Moonraker (Post Office / Sportsmen's Center / Gift store / Thrift Store)

1915: Post office

1923. Post office (Courtesy South Whidbey Historical Society).

A post office was built on First Street in 1915 by Langley's first mayor, Frank E. Furman, who resigned as mayor to serve as Langley's postmaster from 1915 to 1922.

After the post office moved to the north side of First Street in 1939, the building housed the Whidby Record office for a time before becoming "Bob's Sportsmen's Center" run by Robert Stuart whose son, also named Robert Stuart, ran the Langley Fountain across the Lane.

Circa 1944. Bob's Sportsmen's Center (arrow) (Courtesy Anna Primavera).

1950's. Grandad's Place (arrow) (Courtesy Marion Henny).

It then became "Grandad's ("Pops") candy and hobby store before being taken over by the Saint Vincent De Paul thrift store.


Circa 1970. Saint Vincent De Paul and adjacent liquor store (left) (Courtesy Josh Hauser).

According to Josh Hauser, the people who owned the Liquor Store for a long time used the front portion of the former post office for a candy store. There is still a door between the two buildings, but it was boarded up by Saint Vincent DePaul.

1971: Moonraker Book Store.

Josh and Glen Hauser bought the property and the adjacent Liquor Store around Christmas time in 1971, and opened the Moonraker bookstore in June of 1972 with $900 worth of paperbacks.

According to Josh Hauser, "There weren't a lot of people with disposable income in the 1970's. I sold T.V. Guides. Anything to get somebody through my door. I used to jump rope in front of the bookstore for entertainment just to get people to stop and talk to me. I might just open for a couple hours in the winter."


1972. Moonraker bookstore (Courtesy Josh Hauser).
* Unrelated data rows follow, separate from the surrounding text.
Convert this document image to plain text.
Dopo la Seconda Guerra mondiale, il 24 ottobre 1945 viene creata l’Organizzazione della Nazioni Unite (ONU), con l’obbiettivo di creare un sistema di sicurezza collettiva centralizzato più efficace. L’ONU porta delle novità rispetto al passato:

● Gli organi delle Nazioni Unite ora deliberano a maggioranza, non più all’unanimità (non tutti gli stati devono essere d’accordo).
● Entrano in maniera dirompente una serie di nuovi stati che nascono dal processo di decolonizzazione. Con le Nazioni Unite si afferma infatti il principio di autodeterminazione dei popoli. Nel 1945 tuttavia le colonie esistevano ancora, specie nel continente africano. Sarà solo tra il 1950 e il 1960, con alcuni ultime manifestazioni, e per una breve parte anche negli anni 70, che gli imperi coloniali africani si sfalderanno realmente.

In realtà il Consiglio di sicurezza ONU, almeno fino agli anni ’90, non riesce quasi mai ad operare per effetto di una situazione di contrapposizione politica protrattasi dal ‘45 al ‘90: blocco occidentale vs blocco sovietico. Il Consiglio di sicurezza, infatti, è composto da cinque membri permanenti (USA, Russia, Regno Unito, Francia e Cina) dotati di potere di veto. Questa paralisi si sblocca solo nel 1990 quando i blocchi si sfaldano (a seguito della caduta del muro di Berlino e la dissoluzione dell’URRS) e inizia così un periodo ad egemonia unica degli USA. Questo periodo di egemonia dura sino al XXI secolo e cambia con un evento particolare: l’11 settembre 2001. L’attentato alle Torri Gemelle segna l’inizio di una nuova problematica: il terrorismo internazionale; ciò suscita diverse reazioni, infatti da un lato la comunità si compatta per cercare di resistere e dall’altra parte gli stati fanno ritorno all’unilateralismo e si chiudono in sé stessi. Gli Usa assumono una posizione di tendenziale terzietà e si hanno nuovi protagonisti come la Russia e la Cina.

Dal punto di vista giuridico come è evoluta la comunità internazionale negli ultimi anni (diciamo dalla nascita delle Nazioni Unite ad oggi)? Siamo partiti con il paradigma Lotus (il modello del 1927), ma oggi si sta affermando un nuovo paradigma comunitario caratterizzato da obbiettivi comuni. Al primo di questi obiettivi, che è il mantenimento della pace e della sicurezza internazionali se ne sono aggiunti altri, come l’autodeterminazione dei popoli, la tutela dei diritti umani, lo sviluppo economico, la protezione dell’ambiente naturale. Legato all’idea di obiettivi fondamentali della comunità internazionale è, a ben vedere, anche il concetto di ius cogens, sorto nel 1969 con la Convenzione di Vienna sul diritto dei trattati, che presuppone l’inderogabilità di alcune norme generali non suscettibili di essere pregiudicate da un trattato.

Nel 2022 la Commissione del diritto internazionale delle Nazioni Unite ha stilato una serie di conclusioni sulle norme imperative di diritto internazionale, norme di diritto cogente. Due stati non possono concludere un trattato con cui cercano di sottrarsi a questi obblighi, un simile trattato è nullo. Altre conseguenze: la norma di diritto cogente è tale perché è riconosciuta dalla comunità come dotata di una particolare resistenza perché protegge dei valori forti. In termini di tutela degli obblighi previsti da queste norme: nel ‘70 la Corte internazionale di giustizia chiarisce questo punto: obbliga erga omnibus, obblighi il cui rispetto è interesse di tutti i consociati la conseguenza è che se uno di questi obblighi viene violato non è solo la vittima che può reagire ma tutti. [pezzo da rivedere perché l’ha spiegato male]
The front door opened in, so they had to make an inset so it could open out as per the code. Glen also designed and built a wood facade for the turquoise colored concrete block liquor store to make it look better.

Josh recalls, "The big window in the facade above the door had nothing in it, so we decided to fill it with something. We got a couple manikins and put a wedding gown and a tuxedo on them. Glen did a wonderful stencil that said Tuxedo Rentals - Closed for the Season.' Our business motto was 'For When Langley Comes Alive After Five.' Everybody knew about it and people would find costumes in thrift stores. I wound up with six or seven tuxedos. I used to loan them out to the Fools productions. The joke was, if someone wanted to use our bathroom, they'd say 'I'm here for my fitting.' We had to take it down when a bunch of high school boys came barreling through the door to rent tuxedos."

1977: Second floor addition.


1977. South side view of second floor addition under construction (Courtesy Josh Hauser).

A second floor was added to the original building and over the adjacent liquor store in 1977.


1977. West side view of second floor addition under construction (Courtesy Josh Hauser).

The (Moonraker) building would not support a second floor, so the weight was supported by pillars along alley.


Circa 1985. The Moontaker and Liquor Store with second floor (Courtesy Langley City Hall).


2010. Remodel of entry (Courtesy Robert Waterman).

Due to deterioration of its foundation, the front portion of the building was replaced in 2010.


2017. Moonraker and Roberta in former Liquor Store (Courtesy Robert Waterman).

The Liquor Store moved in 1992, and was replaced by Roberta Clothing in 1997.